52 Ill. App. 23 | Ill. App. Ct. | 1893
delivered the opinion of the Court.
This was an action of account brought by the appellee to compel settlement of accounts and dealings alleged to be unadjusted between the appellee and appellant as co-partners. The pleas of the appellant presented as a defense that he was not liable to account. This issue was submitted to a jury as required by Sec. 6, Chap. 2, R. S. The verdict was adverse to the appellant, and his motion for a new trial was overruled, to which he excepted.
Whereupon the following order was entered: “ And the court orders that M. R. Lee, the defendant, do account to plaintiff, S. S. Yanaway, and that he pay the costs in and about this suit expended to be taxed by the clerk, and that execution issue for the costs accrued in the case. This is an appeal from such order and judgment.
The judgment that the appellant should account was merely interlocutory, not final. It determined nothing beyond a liability to submit to an accounting. The final judgment in actions of account where the verdict is that the defendant is liable to account is upon the report of the auditors. Lee v. Abrams, 12 Ill. 111. It is familiar law that an appeal can be taken from a final judgment only.
The judgment appealed from is against the appellant for all costs accrued and awards execution against him for the collection of such costs. It is insisted a judgment awarding costs is necessarily final.
That a judgment is final is not to be determined inferentially from the mere fact that costs and execution thereof are adjudged against one of the parties. The costs are regulated by statute and follow as an incident to final judgment, but the character of the judgment, whether final or interlocutory, is to be determined from other considerations than that it awarded costs. It must, to be final, terminate and completely dispose of the action. Ex parte Thompson, 93 Ill. 89; Hunter v. Hunter, 100 Ill. 519; Black on Judgments, Vol. 1, Sec. 31.
The judgment that the appellant should account was but the determination of an intermediate issue upon which the further action of the court depended.
Hence, the appeal did not operate to bring before us the errors, which it is alleged intervened in the course of the trial .of that issue before the jury. If the final judgment of the court in the action makes it necessary, the appellant may bring up such questions for review, together with all other supposed errors, in the future course of the proceeding, but the rules of law do not permit him to appeal at each stage in the proceedings, and thus present the case piecemeal and greatly multiply litigation.

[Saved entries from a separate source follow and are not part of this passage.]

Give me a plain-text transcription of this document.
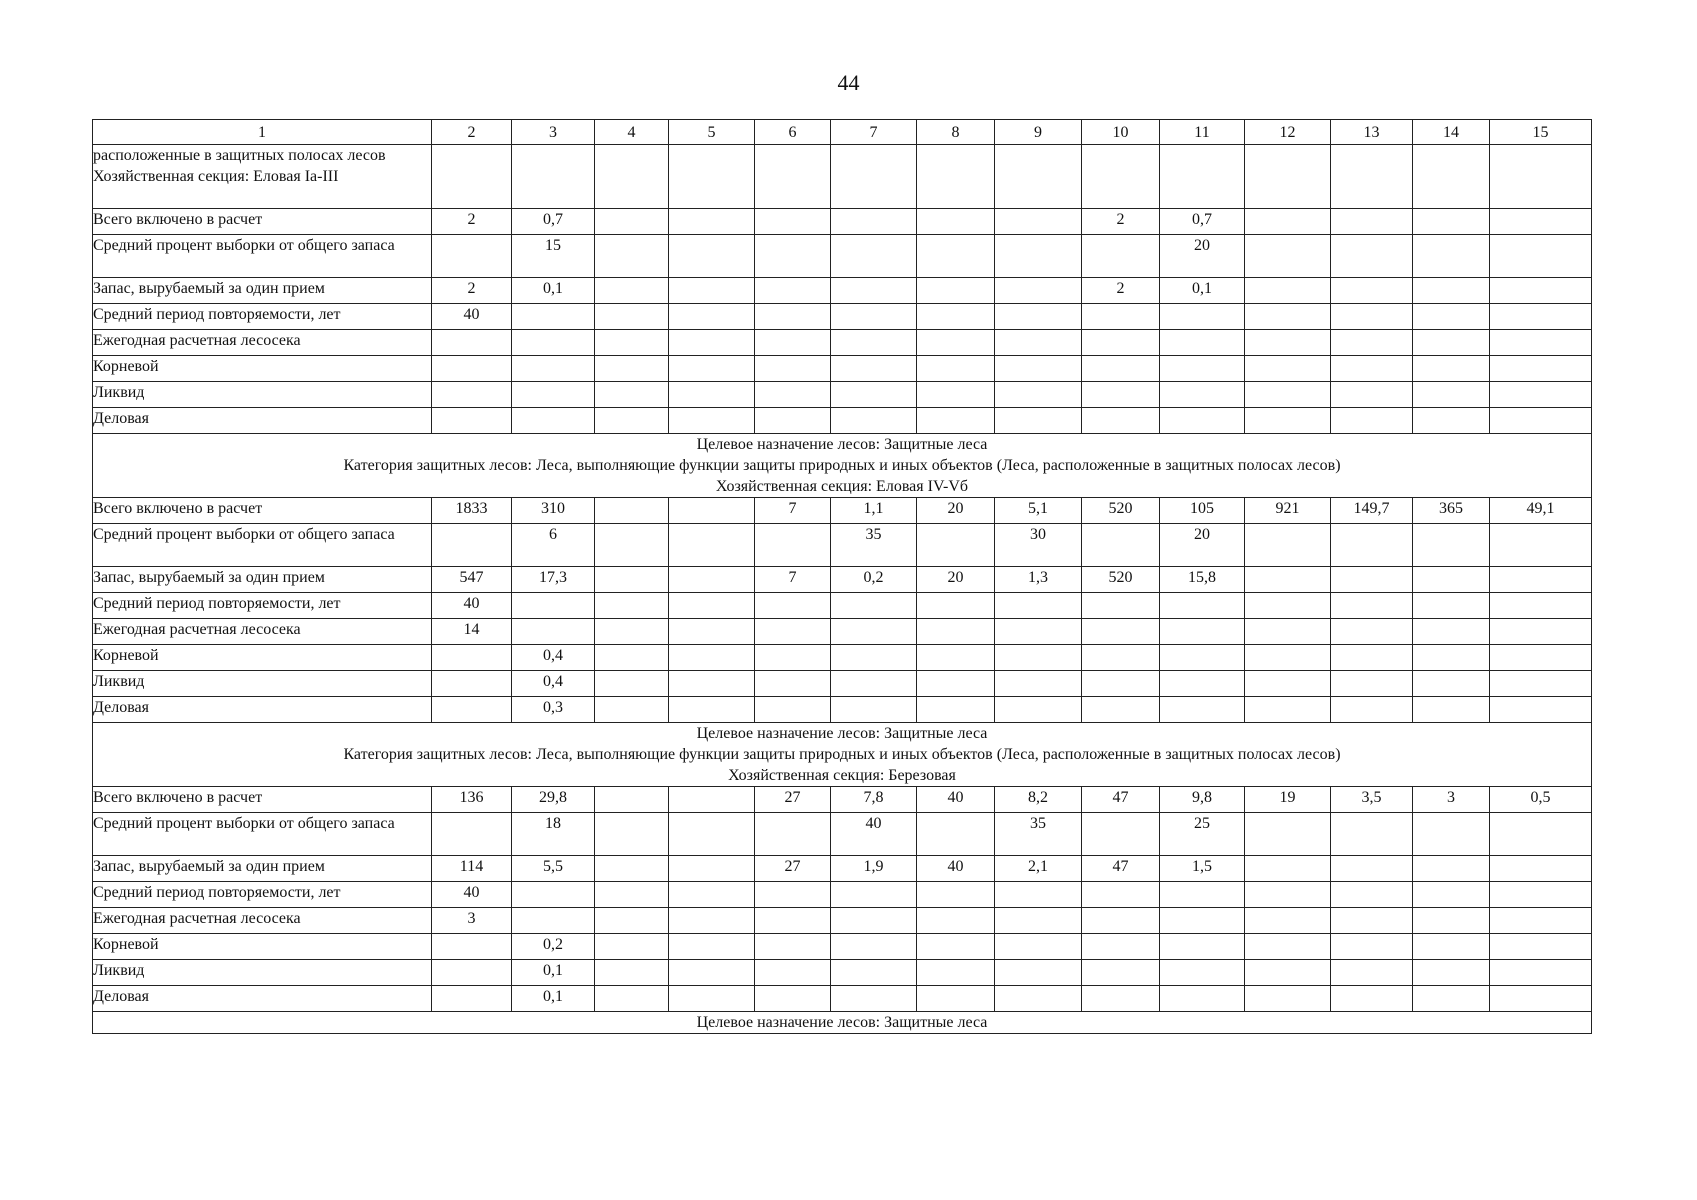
44
1	2	3	4	5	6	7	8	9	10	11	12	13	14	15
расположенные в защитных полосах лесов
Хозяйственная секция: Еловая Ia-III														
Всего включено в расчет	2	0,7							2	0,7				
Средний процент выборки от общего запаса		15								20				
Запас, вырубаемый за один прием	2	0,1							2	0,1				
Средний период повторяемости, лет	40													
Ежегодная расчетная лесосека														
Корневой														
Ликвид														
Деловая														

Целевое назначение лесов: Защитные леса
Категория защитных лесов: Леса, выполняющие функции защиты природных и иных объектов (Леса, расположенные в защитных полосах лесов)
Хозяйственная секция: Еловая IV-Vб														

Всего включено в расчет	1833	310			7	1,1	20	5,1	520	105	921	149,7	365	49,1
Средний процент выборки от общего запаса		6				35		30		20				
Запас, вырубаемый за один прием	547	17,3			7	0,2	20	1,3	520	15,8				
Средний период повторяемости, лет	40													
Ежегодная расчетная лесосека	14													
Корневой		0,4												
Ликвид		0,4												
Деловая		0,3												

Целевое назначение лесов: Защитные леса
Категория защитных лесов: Леса, выполняющие функции защиты природных и иных объектов (Леса, расположенные в защитных полосах лесов)
Хозяйственная секция: Березовая														

Всего включено в расчет	136	29,8			27	7,8	40	8,2	47	9,8	19	3,5	3	0,5
Средний процент выборки от общего запаса		18				40		35		25				
Запас, вырубаемый за один прием	114	5,5			27	1,9	40	2,1	47	1,5				
Средний период повторяемости, лет	40													
Ежегодная расчетная лесосека	3													
Корневой		0,2												
Ликвид		0,1												
Деловая		0,1												

Целевое назначение лесов: Защитные леса														
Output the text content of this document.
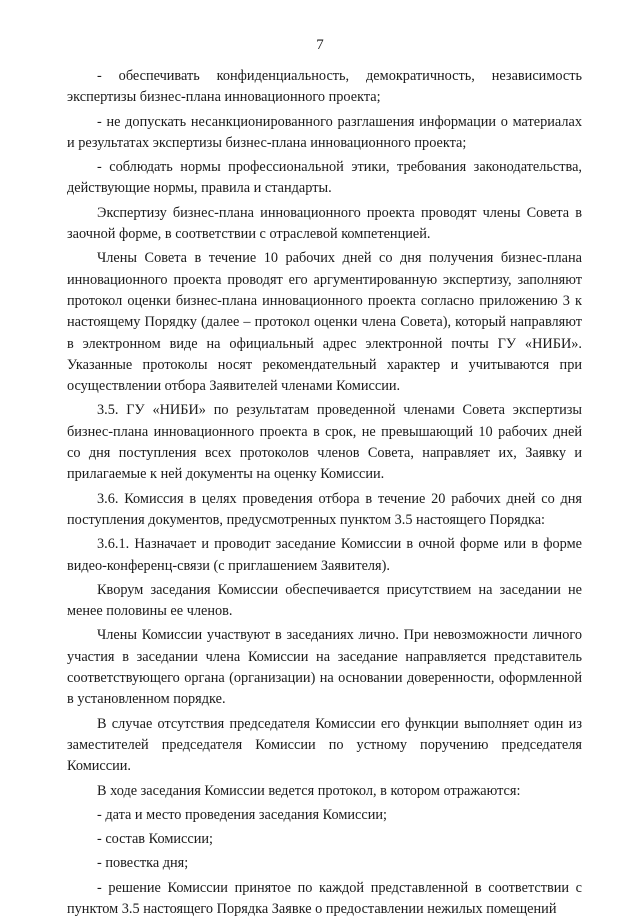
7

- обеспечивать конфиденциальность, демократичность, независимость экспертизы бизнес-плана инновационного проекта;

- не допускать несанкционированного разглашения информации о материалах и результатах экспертизы бизнес-плана инновационного проекта;

- соблюдать нормы профессиональной этики, требования законодательства, действующие нормы, правила и стандарты.

Экспертизу бизнес-плана инновационного проекта проводят члены Совета в заочной форме, в соответствии с отраслевой компетенцией.

Члены Совета в течение 10 рабочих дней со дня получения бизнес-плана инновационного проекта проводят его аргументированную экспертизу, заполняют протокол оценки бизнес-плана инновационного проекта согласно приложению 3 к настоящему Порядку (далее – протокол оценки члена Совета), который направляют в электронном виде на официальный адрес электронной почты ГУ «НИБИ». Указанные протоколы носят рекомендательный характер и учитываются при осуществлении отбора Заявителей членами Комиссии.

3.5. ГУ «НИБИ» по результатам проведенной членами Совета экспертизы бизнес-плана инновационного проекта в срок, не превышающий 10 рабочих дней со дня поступления всех протоколов членов Совета, направляет их, Заявку и прилагаемые к ней документы на оценку Комиссии.

3.6. Комиссия в целях проведения отбора в течение 20 рабочих дней со дня поступления документов, предусмотренных пунктом 3.5 настоящего Порядка:

3.6.1. Назначает и проводит заседание Комиссии в очной форме или в форме видео-конференц-связи (с приглашением Заявителя).

Кворум заседания Комиссии обеспечивается присутствием на заседании не менее половины ее членов.

Члены Комиссии участвуют в заседаниях лично. При невозможности личного участия в заседании члена Комиссии на заседание направляется представитель соответствующего органа (организации) на основании доверенности, оформленной в установленном порядке.

В случае отсутствия председателя Комиссии его функции выполняет один из заместителей председателя Комиссии по устному поручению председателя Комиссии.

В ходе заседания Комиссии ведется протокол, в котором отражаются:

- дата и место проведения заседания Комиссии;

- состав Комиссии;

- повестка дня;

- решение Комиссии принятое по каждой представленной в соответствии с пунктом 3.5 настоящего Порядка Заявке о предоставлении нежилых помещений
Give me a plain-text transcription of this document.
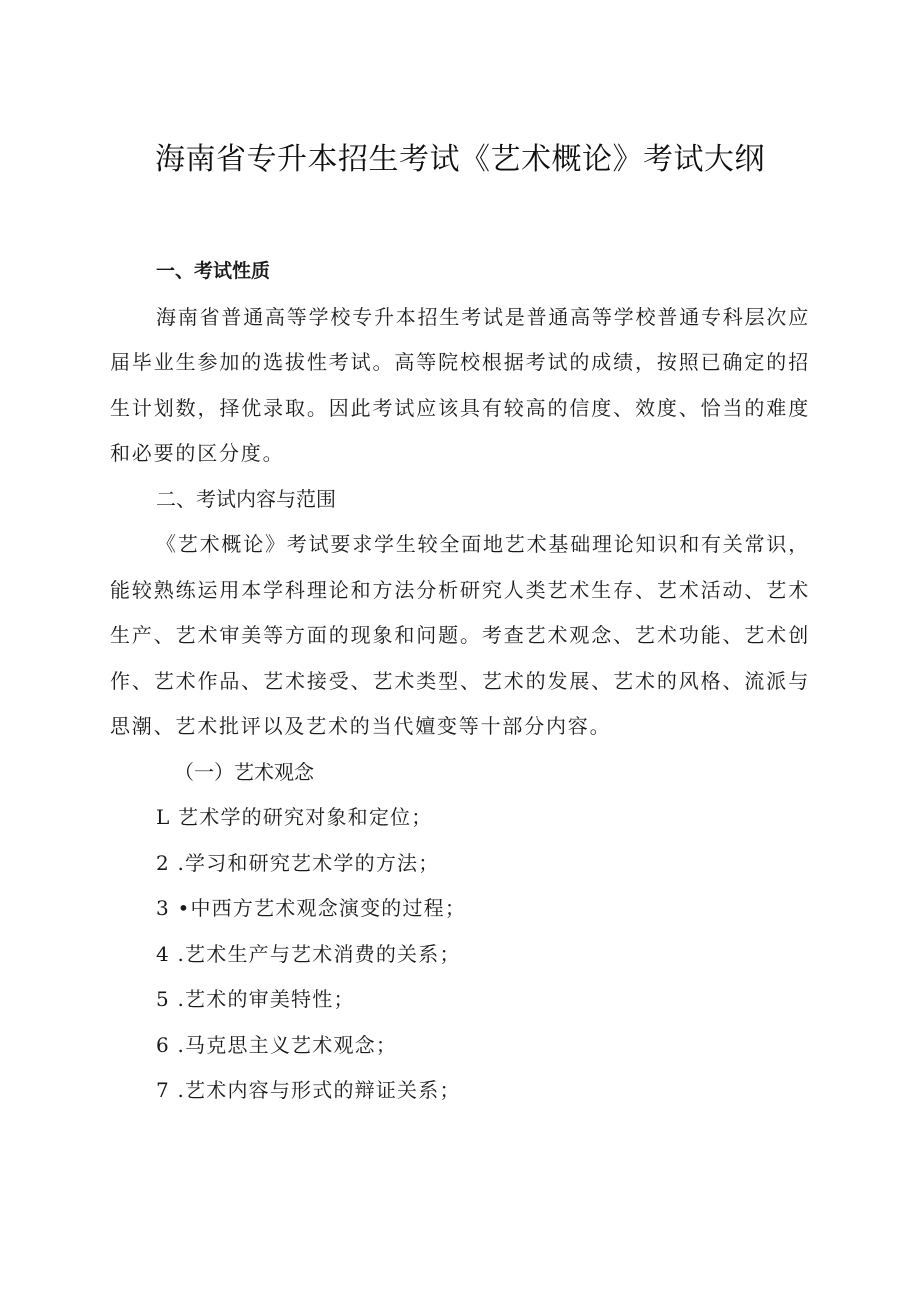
海南省专升本招生考试《艺术概论》考试大纲

一、考试性质

海南省普通高等学校专升本招生考试是普通高等学校普通专科层次应届毕业生参加的选拔性考试。高等院校根据考试的成绩，按照已确定的招生计划数，择优录取。因此考试应该具有较高的信度、效度、恰当的难度和必要的区分度。

二、考试内容与范围

《艺术概论》考试要求学生较全面地艺术基础理论知识和有关常识，能较熟练运用本学科理论和方法分析研究人类艺术生存、艺术活动、艺术生产、艺术审美等方面的现象和问题。考查艺术观念、艺术功能、艺术创作、艺术作品、艺术接受、艺术类型、艺术的发展、艺术的风格、流派与思潮、艺术批评以及艺术的当代嬗变等十部分内容。

（一）艺术观念

L 艺术学的研究对象和定位；

2 .学习和研究艺术学的方法；

3 •中西方艺术观念演变的过程；

4 .艺术生产与艺术消费的关系；

5 .艺术的审美特性；

6 .马克思主义艺术观念；

7 .艺术内容与形式的辩证关系；
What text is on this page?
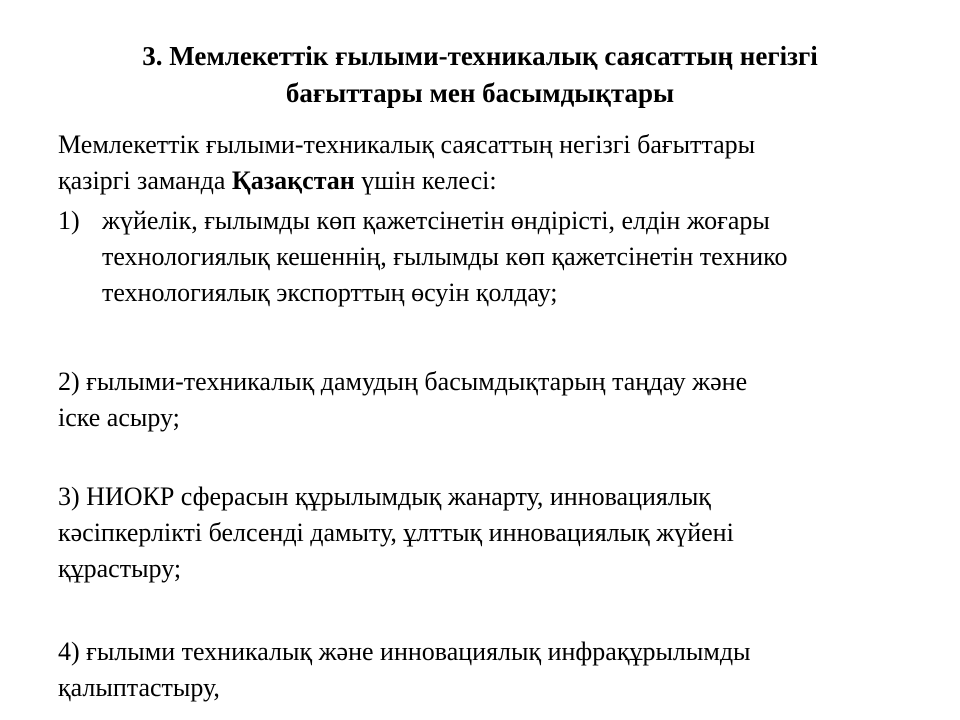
3. Мемлекеттік ғылыми-техникалық саясаттың негізгі
бағыттары мен басымдықтары
Мемлекеттік ғылыми-техникалық саясаттың негізгі бағыттары
қазіргі заманда Қазақстан үшін келесі:
1) жүйелік, ғылымды көп қажетсінетін өндірісті, елдін жоғары
технологиялық кешеннің, ғылымды көп қажетсінетін технико
технологиялық экспорттың өсуін қолдау;
2) ғылыми-техникалық дамудың басымдықтарың таңдау және
іске асыру;
3) НИОКР сферасын құрылымдық жанарту, инновациялық
кәсіпкерлікті белсенді дамыту, ұлттық инновациялық жүйені
құрастыру;
4) ғылыми техникалық және инновациялық инфрақұрылымды
қалыптастыру,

We know of no warrant in law for adjudging costs against the appellant until final action is had upon the report of the auditors.
Appellant insists that the appeal brings up that question and urges that the judgment as to costs should be reversed.
The general rule that the parties should bring the whole case before an appellate court at one time is so salutary that it ought not to be departed from.
If exceptions to this general rule exist at all, it is only, to quote from Eliott on Appellate Procedure, Sec. 35, “ When the peculiarities of the case are so strong and so well marked as to leave little doubt that it is a case of such unique character that it can not be brought under the general rule without doing injustice.”
The action in the case at bar is yet before the Circuit Court in fieri. It is fully within the power of the presiding judge to vacate the order for costs and thus obviate or correct the error.
It does not appear from the record that the attention of the judge was at the time or has since been directed to the question of the order for costs, or that he did then or has since distinctly ruled that such judgment was proper and lawful. It is quite probable that the order for costs resulted from clerical inadvertence, and that injustice may be easily avoided by invoking the action of the court wherein the case is yet pending. The appeal was improvidently taken and must be dismissed.